Mary Eggers Tendler (née Eggers) is a volleyball coach and former volleyball player. She is the head volleyball coach at Elon University and played collegiately for Illinois where she was a First-Team All-American and winner of the Broderick Award (now the Honda Sports Award) in 1989 as the nation's top collegiate female volleyball player.

== Early life ==
Eggers was born to Warren and Shirley Eggers and grew up in Aurora, Illinois with four older brothers and sisters. She shot basketballs in her driveway in the evening, and when her older sisters would return home with a date, she would challenge the dates to a hoop contest. Even though she was ten years old, she would challenge them in her pyjamas and usually beat them, picking up a little pocket change.
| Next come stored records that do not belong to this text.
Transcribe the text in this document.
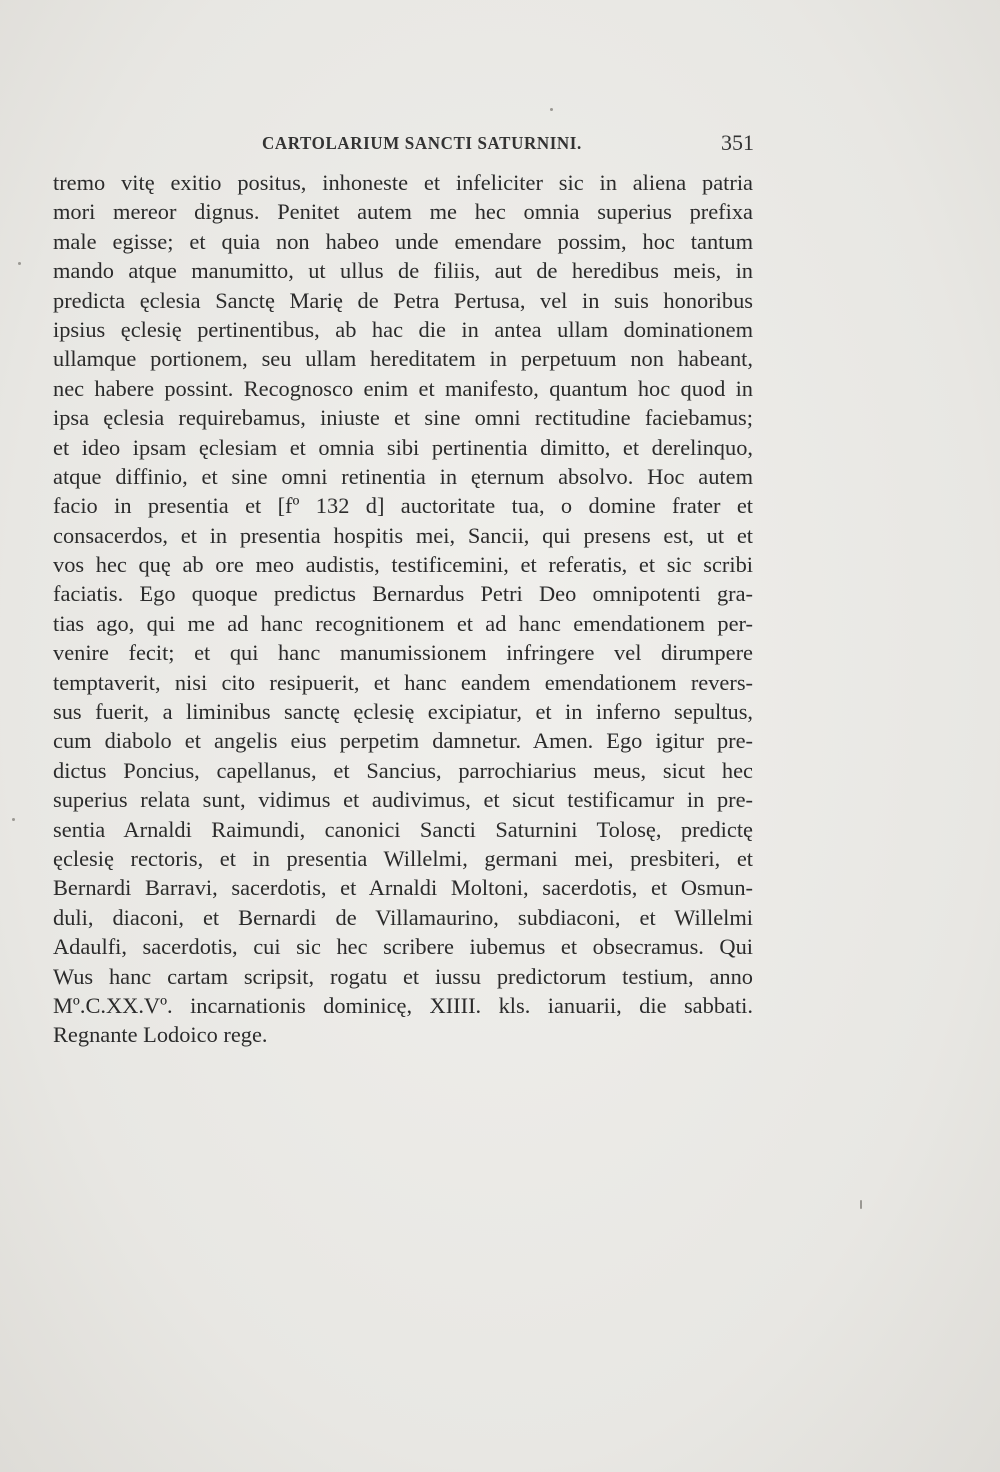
CARTOLARIUM SANCTI SATURNINI.	351
tremo vitę exitio positus, inhoneste et infeliciter sic in aliena patria
mori mereor dignus. Penitet autem me hec omnia superius prefixa
male egisse; et quia non habeo unde emendare possim, hoc tantum
mando atque manumitto, ut ullus de filiis, aut de heredibus meis, in
predicta ęclesia Sanctę Marię de Petra Pertusa, vel in suis honoribus
ipsius ęclesię pertinentibus, ab hac die in antea ullam dominationem
ullamque portionem, seu ullam hereditatem in perpetuum non habeant,
nec habere possint. Recognosco enim et manifesto, quantum hoc quod in
ipsa ęclesia requirebamus, iniuste et sine omni rectitudine faciebamus;
et ideo ipsam ęclesiam et omnia sibi pertinentia dimitto, et derelinquo,
atque diffinio, et sine omni retinentia in ęternum absolvo. Hoc autem
facio in presentia et [fº 132 d] auctoritate tua, o domine frater et
consacerdos, et in presentia hospitis mei, Sancii, qui presens est, ut et
vos hec quę ab ore meo audistis, testificemini, et referatis, et sic scribi
faciatis. Ego quoque predictus Bernardus Petri Deo omnipotenti gra-
tias ago, qui me ad hanc recognitionem et ad hanc emendationem per-
venire fecit; et qui hanc manumissionem infringere vel dirumpere
temptaverit, nisi cito resipuerit, et hanc eandem emendationem revers-
sus fuerit, a liminibus sanctę ęclesię excipiatur, et in inferno sepultus,
cum diabolo et angelis eius perpetim damnetur. Amen. Ego igitur pre-
dictus Poncius, capellanus, et Sancius, parrochiarius meus, sicut hec
superius relata sunt, vidimus et audivimus, et sicut testificamur in pre-
sentia Arnaldi Raimundi, canonici Sancti Saturnini Tolosę, predictę
ęclesię rectoris, et in presentia Willelmi, germani mei, presbiteri, et
Bernardi Barravi, sacerdotis, et Arnaldi Moltoni, sacerdotis, et Osmun-
duli, diaconi, et Bernardi de Villamaurino, subdiaconi, et Willelmi
Adaulfi, sacerdotis, cui sic hec scribere iubemus et obsecramus. Qui
Wus hanc cartam scripsit, rogatu et iussu predictorum testium, anno
Mº.C.XX.Vº. incarnationis dominicę, XIIII. kls. ianuarii, die sabbati.
Regnante Lodoico rege.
She started playing volleyball in eighth grade, when her pastor persuaded her to join a team. She attended West Aurora High School, where she played both basketball and volleyball, but she improved her volleyball skills and was named a high school All-American. In her senior year, she helped lead the team to the state supersectionals.
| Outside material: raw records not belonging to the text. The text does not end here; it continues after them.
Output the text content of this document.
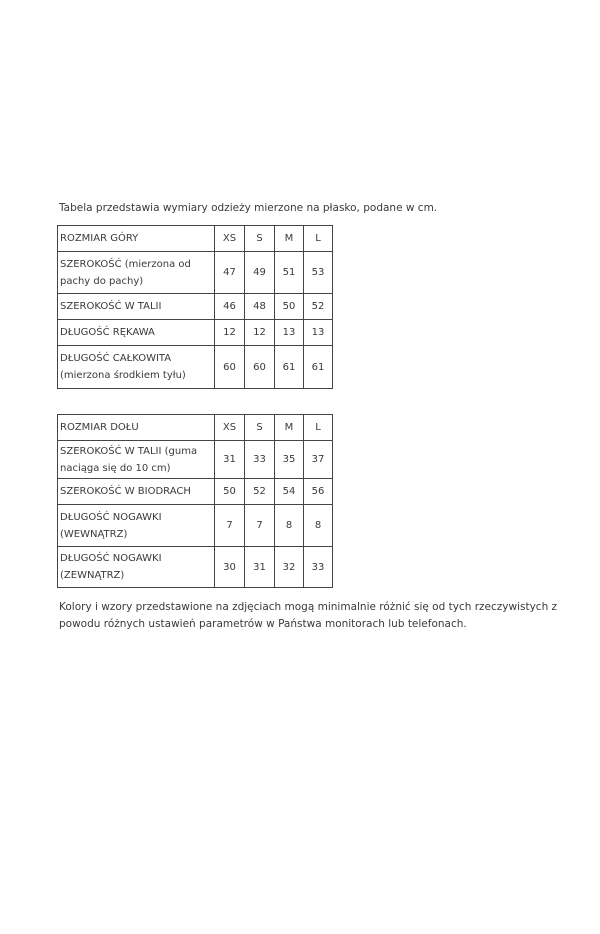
Tabela przedstawia wymiary odzieży mierzone na płasko, podane w cm.
ROZMIAR GÓRY	XS	S	M	L
SZEROKOŚĆ (mierzona od pachy do pachy)	47	49	51	53
SZEROKOŚĆ W TALII	46	48	50	52
DŁUGOŚĆ RĘKAWA	12	12	13	13
DŁUGOŚĆ CAŁKOWITA (mierzona środkiem tyłu)	60	60	61	61
ROZMIAR DOŁU	XS	S	M	L
SZEROKOŚĆ W TALII (guma naciąga się do 10 cm)	31	33	35	37
SZEROKOŚĆ W BIODRACH	50	52	54	56
DŁUGOŚĆ NOGAWKI (WEWNĄTRZ)	7	7	8	8
DŁUGOŚĆ NOGAWKI (ZEWNĄTRZ)	30	31	32	33
Kolory i wzory przedstawione na zdjęciach mogą minimalnie różnić się od tych rzeczywistych z
powodu różnych ustawień parametrów w Państwa monitorach lub telefonach.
While at high school, she played basketball and volleyball for her first three years, but then decided to concentrate on volleyball, and only played volleyball as a senior. In her senior year, she was named the Chicago Sun-Times Girls Volleyball Players of the Year. She considered several schools in the area, including Northwestern, Illinois State, Western Michigan and Illinois. However, while all three schools other than Illinois were ranked in the top 20 in the nation, she decided to go to Illinois. It wasn't because of their strength as a program, the team was 15–18 the year before she arrived, and 5–25 the year before, but she felt Illinois was a "team on the rise" and she wanted to be part of it.

== College ==
Eggers led the nation in hitting percentage in her sophomore and senior years, 1986, and 1988. She was named to the First-Team All-Big Ten team all four years of school, and was named an All-American three times. Her career hitting percentage, .420, was tops in the nation and stood as the top mark until 1993. She helped lead the team to their first ever NCAA Division I women's volleyball tournament in 1985, and helped the team reach the final four in 1987 and 1988. In 1989, her senior year, she won the Honda Broderick Award as the nation's top collegiate female volleyball player.

== Professional ==
Eggers played a year and a half with the Olympic team, then played professionally for two years in Germany and France.

== Coaching ==
She began her coaching career as an assistant coach at Illinois State, Drake and James Madison. She became the head coach at Elon University in 2002. In 2010, she was named the SoCon Coach of the Year as the best coach in the Southern Conference.